Web dubois brief biography of princesses and the frog
Born in Great Barrington, Massachusetts , Du Bois grew up in a relatively tolerant and integrated community. After completing graduate work at the Friedrich Wilhelm University in Berlin and Harvard University , where he was its first African American to earn a doctorate, Du Bois rose to national prominence as a leader of the Niagara Movement , a group of black civil rights activists seeking equal rights.
Du Bois and his supporters opposed the Atlanta Compromise. Instead, Du Bois insisted on full civil rights and increased political representation, which he believed would be brought about by the African-American intellectual elite. He referred to this group as the talented tenth , a concept under the umbrella of racial uplift , and believed that African Americans needed the chances for advanced education to develop its leadership.
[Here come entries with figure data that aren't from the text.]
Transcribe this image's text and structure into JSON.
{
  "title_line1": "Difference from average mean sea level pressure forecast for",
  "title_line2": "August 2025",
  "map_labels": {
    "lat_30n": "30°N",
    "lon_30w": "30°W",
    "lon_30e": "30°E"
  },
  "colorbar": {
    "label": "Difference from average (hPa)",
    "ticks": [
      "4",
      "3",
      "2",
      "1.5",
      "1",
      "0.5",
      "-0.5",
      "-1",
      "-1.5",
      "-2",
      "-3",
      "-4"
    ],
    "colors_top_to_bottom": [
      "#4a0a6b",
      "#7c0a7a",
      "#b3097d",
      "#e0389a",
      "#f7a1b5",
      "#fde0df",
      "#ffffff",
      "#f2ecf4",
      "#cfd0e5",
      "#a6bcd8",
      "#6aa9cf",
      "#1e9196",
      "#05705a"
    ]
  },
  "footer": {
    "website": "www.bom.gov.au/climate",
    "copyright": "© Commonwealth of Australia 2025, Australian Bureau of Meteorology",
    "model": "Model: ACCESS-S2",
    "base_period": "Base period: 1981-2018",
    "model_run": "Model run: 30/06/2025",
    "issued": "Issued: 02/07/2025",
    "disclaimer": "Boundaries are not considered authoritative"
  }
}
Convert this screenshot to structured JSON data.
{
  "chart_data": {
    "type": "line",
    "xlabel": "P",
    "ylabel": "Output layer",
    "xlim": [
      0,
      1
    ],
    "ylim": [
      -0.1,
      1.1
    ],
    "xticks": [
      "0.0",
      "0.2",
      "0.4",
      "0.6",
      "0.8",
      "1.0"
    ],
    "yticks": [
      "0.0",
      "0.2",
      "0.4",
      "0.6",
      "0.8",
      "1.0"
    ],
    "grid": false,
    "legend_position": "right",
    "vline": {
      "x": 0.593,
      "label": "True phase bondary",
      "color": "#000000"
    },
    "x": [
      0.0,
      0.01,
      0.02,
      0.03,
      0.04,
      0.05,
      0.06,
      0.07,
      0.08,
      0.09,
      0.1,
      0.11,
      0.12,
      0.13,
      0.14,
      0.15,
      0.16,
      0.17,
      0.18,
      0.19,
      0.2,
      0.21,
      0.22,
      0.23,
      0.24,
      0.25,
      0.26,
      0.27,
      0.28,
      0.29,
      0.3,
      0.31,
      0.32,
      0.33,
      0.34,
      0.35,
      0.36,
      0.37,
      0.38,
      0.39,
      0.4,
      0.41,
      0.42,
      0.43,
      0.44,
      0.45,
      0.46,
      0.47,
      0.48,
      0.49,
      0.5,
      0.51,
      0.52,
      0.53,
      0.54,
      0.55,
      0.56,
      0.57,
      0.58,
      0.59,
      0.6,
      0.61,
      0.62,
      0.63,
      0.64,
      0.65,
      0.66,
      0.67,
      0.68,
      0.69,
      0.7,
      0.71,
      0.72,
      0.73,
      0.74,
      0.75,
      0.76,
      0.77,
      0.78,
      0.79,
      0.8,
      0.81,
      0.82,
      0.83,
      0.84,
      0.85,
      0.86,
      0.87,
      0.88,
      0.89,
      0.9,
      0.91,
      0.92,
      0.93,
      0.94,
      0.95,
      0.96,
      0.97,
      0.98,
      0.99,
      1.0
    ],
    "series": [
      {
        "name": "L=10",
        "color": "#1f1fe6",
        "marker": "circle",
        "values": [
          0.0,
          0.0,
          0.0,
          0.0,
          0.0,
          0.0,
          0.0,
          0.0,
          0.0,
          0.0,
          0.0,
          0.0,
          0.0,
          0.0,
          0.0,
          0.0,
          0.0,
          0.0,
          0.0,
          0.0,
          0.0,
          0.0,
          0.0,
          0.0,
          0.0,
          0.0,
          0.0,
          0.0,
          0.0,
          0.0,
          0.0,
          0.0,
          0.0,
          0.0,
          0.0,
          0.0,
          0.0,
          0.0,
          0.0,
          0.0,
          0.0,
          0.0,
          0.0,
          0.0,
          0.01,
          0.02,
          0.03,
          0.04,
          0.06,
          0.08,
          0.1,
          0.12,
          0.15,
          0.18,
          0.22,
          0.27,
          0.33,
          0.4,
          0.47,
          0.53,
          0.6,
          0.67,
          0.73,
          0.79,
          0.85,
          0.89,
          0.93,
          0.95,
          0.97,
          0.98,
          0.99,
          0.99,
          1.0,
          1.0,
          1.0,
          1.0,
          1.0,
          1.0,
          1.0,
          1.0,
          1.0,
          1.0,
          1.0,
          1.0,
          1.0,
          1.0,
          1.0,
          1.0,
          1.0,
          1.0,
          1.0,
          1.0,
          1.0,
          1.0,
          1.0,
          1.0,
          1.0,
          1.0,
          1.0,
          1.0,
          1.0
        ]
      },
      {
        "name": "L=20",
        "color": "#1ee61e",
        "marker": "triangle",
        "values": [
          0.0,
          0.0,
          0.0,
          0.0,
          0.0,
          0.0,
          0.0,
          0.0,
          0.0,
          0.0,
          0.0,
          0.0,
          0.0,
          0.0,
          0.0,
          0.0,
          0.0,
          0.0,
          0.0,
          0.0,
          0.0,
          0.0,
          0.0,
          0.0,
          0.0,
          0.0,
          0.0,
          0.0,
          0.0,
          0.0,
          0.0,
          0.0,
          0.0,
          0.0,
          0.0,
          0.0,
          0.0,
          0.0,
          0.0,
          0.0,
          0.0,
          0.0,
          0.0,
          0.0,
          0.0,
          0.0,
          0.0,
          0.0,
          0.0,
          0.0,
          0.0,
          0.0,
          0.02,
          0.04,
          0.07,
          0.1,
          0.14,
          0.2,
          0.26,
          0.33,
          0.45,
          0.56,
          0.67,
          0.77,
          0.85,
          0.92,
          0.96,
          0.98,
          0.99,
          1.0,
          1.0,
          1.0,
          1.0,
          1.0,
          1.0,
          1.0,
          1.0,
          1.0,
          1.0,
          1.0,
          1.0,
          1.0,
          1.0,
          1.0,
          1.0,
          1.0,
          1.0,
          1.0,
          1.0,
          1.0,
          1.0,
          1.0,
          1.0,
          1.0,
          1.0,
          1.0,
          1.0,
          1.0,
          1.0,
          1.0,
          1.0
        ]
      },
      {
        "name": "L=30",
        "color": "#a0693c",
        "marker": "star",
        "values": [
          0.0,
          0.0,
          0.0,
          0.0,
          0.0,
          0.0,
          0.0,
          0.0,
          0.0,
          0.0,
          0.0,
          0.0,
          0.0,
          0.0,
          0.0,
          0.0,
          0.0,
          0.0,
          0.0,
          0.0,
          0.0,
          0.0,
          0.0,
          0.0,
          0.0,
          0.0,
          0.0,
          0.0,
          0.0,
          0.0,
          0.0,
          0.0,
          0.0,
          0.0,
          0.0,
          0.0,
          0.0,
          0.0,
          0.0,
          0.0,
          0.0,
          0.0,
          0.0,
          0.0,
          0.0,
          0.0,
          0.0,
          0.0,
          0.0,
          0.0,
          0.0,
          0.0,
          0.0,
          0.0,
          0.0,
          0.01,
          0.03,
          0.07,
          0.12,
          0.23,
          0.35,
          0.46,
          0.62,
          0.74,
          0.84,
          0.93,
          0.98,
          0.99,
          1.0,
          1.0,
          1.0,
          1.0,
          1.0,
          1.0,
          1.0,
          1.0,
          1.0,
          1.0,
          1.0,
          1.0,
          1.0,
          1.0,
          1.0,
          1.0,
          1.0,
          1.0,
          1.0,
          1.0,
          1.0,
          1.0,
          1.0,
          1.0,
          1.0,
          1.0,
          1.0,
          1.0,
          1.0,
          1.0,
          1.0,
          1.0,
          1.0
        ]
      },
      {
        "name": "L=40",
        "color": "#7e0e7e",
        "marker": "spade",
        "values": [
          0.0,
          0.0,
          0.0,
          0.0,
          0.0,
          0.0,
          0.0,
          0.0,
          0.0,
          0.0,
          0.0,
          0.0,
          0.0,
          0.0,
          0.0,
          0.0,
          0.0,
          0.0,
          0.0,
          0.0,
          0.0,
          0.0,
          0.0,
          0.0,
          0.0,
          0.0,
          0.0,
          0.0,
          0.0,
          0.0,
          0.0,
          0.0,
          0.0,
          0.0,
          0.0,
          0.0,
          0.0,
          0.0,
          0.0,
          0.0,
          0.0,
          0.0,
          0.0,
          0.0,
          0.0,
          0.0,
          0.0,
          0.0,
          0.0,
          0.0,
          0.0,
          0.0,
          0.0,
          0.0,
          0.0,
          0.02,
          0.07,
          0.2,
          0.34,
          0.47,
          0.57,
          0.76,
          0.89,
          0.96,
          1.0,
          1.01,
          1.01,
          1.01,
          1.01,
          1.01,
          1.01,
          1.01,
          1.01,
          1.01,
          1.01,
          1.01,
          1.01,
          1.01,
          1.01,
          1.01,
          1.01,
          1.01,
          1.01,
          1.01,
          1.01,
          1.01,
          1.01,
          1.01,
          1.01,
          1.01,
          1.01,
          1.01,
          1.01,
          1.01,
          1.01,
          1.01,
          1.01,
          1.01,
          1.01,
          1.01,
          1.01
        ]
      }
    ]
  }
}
He spent the last years of his life in Ghana and died in Accra on August 27, Du Bois was a prolific author.
Abstract This paper examines the negotiations of race in The Princess and the Frog within the dual contexts of its setting and release.
Du Bois primarily targeted racism in his polemics , which protested strongly against lynching , Jim Crow laws , and discrimination in education and employment. His cause included people of color everywhere, particularly Africans and Asians in colonies. He was a proponent of Pan-Africanism and helped organize several Pan-African Congresses to fight for the independence of African colonies from European powers.
Du Bois made several trips to Europe, Africa and Asia. His collection of essays, The Souls of Black Folk , is a seminal work in African-American literature ; and his magnum opus, Black Reconstruction in America , challenged the prevailing orthodoxy that blacks were responsible for the failures of the Reconstruction era. Borrowing a phrase from Frederick Douglass , he popularized the use of the term color line to represent the injustice of the separate but equal doctrine prevalent in American social and political life.
His autobiography Dusk of Dawn is regarded in part as one of the first scientific treatises in the field of American sociology. Du Bois believed that capitalism was a primary cause of racism and was sympathetic to socialist causes. She was descended from Dutch , African , and English ancestors.